Laman

Kamis, 28 Maret 2013

Aktualisasi Keliru Metode Andragogi


Sudah menjadi pemahaman umum bahwa metode pembelajaran dalam Diklat Aparatur, terutama Diklat Kepemimpinan, adalah metode Andragogi, atau metode belajar untuk orang dewasa. Metode ini berpusat pada peserta (participant centered learning), yang membedakan dengan metode Paedagogi yang berpusat pada pengajar (teacher centered learning). Menurut penelitian Vadim Kotelnikov (http://www.1000ventures.com), metode kuliah atau ceramah (lecture) memang merupakan metode yang paling tidak efektif, dimana setelah kuliah selesai, persentase perolehan pengetahuan peserta hanya 5 persen. Metode yang lebih efektif dalam pembelajaran adalah reading (dengan perolehan pengetahuan sebesar 10 persen), audio visual (20 persen), demonstration (30 persen), group discussion (50 persen), learning by doing (75 persen), dan teaching one-to-one (90 persen). 

Metode Andragogi ini didasari pada asumsi bahwa peserta tidak datang dengan otak kosong, namun sudah cukup kaya dengan pengalaman dan pengetahuan, sehingga peserta akan bisa menjadi sumber belajar bagi peserta lain, bahkan bagi guru/widyaiswara yang hanya bertindak selaku fasilitator. Namun, metode ini sering disalahartikan oleh widyaiswara/fasilitator tertentu untuk menghindari dari kewajiban untuk menguasai bidang ilmu tertentu, untuk mengarahkan anak didik secara gamblang, untuk mejawab sebuah pertanyaan, untuk memenuhi rasa penasaran orang lain, dan seterusnya.  

Ini pulalah yang terjadi dalam pembelajaran di Diklatpim I ini. Atas nama metode Andragogi, seorang widyaiswara mengatakan “Tugas saya memang membuat confuse peserta. Jika peserta bingung, itu tandanya sedang berpikir”. Pada sessi diskusi kelompok dia juga mengatakan bahwa dia sengaja seminim mungkin untuk intervensi agar dapat melihat apa yang dihasilkan peserta. Sebenarnya tidak ada yang salah dari perkataannya. Namun menjadi salah jika itu hanya dalih untuk menutupi ketidakmampuannya menjawab pertanyaan atau memenuhi harapan peserta. Celakanya, banyak widyaiswara seperti ini yang tidak menyadari bahwa sesungguhnya peserta mampu melihat mana yang sekedar berdalih, dan mana yang benar-benar murni ingin mendorong peserta mengungkap problematika secara mandiri, sebelum ia sendiri akan memberikan pencerahan kepada peserta. 

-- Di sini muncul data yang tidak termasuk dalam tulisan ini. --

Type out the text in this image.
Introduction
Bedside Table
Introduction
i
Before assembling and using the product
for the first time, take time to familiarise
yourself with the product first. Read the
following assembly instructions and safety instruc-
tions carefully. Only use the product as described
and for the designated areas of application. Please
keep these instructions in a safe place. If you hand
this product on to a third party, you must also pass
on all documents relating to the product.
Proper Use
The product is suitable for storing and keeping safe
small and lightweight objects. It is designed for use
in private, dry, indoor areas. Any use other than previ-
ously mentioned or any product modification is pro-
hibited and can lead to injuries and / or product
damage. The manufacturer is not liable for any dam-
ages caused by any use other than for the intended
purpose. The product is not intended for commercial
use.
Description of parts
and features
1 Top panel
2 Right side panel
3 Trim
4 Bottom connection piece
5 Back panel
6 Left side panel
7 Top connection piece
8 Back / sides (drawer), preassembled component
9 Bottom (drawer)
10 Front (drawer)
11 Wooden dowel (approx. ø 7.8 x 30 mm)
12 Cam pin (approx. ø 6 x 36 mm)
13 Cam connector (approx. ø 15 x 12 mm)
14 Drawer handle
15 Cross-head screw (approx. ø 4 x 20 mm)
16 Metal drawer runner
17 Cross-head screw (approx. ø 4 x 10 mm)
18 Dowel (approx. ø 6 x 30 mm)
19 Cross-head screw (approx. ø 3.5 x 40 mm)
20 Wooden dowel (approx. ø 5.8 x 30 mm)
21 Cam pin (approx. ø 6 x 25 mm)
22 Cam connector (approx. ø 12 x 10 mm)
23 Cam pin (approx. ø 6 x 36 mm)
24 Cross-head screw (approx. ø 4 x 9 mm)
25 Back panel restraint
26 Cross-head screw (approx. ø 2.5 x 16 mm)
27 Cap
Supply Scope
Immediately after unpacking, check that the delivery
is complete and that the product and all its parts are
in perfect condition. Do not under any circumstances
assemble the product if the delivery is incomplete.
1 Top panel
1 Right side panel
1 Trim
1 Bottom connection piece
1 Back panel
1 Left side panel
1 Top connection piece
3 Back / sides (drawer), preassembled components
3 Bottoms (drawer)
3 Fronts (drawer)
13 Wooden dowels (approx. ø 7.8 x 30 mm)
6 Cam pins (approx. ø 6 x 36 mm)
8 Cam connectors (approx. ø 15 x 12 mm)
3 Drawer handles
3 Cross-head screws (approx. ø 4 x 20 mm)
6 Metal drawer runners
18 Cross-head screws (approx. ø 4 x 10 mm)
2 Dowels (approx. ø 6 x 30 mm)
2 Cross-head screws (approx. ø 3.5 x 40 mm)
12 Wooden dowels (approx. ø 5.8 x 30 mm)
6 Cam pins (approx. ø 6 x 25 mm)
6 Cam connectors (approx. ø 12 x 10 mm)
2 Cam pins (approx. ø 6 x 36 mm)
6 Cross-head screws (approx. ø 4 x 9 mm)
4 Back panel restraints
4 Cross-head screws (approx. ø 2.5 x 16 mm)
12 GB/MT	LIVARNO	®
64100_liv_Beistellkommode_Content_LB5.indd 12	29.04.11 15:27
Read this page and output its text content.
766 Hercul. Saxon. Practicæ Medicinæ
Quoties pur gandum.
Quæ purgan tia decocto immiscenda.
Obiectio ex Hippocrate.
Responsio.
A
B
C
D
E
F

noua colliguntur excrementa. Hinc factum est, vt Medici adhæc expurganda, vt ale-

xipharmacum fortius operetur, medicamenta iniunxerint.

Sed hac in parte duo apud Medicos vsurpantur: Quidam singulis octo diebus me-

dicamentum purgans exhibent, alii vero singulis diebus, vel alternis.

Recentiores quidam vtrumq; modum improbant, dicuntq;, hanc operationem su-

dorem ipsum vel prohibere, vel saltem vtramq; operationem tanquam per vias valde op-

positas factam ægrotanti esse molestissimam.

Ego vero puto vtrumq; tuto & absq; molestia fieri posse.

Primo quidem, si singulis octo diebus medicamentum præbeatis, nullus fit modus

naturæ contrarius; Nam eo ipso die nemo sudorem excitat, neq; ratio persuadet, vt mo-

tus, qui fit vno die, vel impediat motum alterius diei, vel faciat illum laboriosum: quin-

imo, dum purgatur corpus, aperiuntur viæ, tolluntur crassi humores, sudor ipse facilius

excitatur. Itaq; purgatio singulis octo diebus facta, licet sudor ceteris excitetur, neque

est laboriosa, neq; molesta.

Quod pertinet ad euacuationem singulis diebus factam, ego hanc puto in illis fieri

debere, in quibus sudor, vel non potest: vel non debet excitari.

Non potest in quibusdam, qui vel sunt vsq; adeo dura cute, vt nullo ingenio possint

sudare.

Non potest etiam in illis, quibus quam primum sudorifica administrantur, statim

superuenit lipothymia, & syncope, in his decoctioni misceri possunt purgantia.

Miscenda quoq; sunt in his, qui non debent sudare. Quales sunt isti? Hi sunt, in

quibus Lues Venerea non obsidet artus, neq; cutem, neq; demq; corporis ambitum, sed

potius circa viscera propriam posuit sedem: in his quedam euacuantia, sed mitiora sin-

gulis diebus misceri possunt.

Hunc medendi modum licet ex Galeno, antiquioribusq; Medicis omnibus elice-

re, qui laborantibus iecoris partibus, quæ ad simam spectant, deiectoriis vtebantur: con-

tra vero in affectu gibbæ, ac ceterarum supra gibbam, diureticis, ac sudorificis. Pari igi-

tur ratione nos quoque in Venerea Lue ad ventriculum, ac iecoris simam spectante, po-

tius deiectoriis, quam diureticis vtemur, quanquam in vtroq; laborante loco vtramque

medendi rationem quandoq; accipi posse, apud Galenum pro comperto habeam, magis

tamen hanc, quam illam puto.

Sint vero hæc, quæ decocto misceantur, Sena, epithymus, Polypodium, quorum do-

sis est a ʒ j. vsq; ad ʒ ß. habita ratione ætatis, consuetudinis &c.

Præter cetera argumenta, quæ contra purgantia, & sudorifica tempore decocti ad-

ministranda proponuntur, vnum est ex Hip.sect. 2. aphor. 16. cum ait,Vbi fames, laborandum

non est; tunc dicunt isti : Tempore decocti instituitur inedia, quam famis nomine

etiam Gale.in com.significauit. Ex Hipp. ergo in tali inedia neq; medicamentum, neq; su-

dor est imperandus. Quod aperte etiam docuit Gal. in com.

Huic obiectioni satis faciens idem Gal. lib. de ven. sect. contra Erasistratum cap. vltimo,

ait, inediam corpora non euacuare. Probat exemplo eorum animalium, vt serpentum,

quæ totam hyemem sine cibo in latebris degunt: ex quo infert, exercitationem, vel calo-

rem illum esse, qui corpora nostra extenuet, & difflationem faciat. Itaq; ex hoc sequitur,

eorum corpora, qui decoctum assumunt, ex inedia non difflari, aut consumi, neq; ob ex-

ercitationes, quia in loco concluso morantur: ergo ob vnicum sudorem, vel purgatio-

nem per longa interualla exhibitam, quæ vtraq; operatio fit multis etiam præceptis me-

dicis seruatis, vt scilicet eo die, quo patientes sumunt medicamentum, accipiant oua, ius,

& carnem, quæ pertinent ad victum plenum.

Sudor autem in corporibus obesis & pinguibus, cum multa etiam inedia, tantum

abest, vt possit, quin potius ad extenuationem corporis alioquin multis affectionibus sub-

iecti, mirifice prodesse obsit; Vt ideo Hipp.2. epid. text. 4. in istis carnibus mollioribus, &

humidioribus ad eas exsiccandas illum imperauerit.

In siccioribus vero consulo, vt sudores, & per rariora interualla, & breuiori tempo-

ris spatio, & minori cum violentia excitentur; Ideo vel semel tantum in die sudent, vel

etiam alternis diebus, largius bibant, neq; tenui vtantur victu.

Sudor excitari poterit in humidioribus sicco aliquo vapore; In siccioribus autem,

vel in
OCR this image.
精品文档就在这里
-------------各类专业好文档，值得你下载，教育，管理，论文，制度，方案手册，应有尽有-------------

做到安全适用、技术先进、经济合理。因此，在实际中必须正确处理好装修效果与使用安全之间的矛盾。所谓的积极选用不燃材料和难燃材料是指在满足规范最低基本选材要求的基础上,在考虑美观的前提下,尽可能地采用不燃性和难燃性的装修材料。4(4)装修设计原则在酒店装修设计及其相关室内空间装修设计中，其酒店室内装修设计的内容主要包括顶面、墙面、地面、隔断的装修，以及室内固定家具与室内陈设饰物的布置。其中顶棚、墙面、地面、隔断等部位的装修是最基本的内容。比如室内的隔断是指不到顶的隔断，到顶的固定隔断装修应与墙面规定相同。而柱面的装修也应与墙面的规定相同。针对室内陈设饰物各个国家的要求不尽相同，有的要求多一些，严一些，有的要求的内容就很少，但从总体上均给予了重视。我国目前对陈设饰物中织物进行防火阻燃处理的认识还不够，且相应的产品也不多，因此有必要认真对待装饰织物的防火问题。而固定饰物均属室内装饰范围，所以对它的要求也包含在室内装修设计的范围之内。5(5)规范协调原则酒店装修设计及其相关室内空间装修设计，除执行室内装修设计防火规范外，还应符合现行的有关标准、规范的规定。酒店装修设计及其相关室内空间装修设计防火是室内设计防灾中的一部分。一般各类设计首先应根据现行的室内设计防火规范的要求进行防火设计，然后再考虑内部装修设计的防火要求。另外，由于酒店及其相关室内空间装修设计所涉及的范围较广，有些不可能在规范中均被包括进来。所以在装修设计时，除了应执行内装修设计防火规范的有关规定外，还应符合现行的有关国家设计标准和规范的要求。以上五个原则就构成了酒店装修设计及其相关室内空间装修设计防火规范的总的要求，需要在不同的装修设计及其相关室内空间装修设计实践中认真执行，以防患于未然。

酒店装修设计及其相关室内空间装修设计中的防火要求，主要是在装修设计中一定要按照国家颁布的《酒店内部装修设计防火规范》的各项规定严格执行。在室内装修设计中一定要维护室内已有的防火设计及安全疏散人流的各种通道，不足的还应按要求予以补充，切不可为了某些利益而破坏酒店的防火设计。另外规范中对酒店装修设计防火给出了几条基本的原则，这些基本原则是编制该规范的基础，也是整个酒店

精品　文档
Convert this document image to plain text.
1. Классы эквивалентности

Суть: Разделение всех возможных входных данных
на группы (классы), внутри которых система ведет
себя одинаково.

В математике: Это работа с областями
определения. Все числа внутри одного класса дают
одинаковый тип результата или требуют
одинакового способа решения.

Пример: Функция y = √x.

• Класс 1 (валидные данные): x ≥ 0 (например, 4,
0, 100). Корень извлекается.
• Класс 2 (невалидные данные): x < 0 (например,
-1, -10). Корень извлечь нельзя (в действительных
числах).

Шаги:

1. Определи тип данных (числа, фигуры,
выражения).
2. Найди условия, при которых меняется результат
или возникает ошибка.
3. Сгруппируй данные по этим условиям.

Metode Andragogi juga sering disalahartikan dalam wujud lain. Widyaiswara seolah berkewajiban memberi apresiasi terhadap apapun hasil kerja peserta, meskipun sebenarnya hasil itu salah secara metofologis atau tidak tepat secara substantif. Akibat apresiasi yang seringkali berlebihan ini, maka peserta merasa bahwa hasil kerjanya sudah benar. Namun ketika dikonsultasikan kepada ahlinya, bisa jadi hasilnya justru bertolak belakang dan disalahkan.  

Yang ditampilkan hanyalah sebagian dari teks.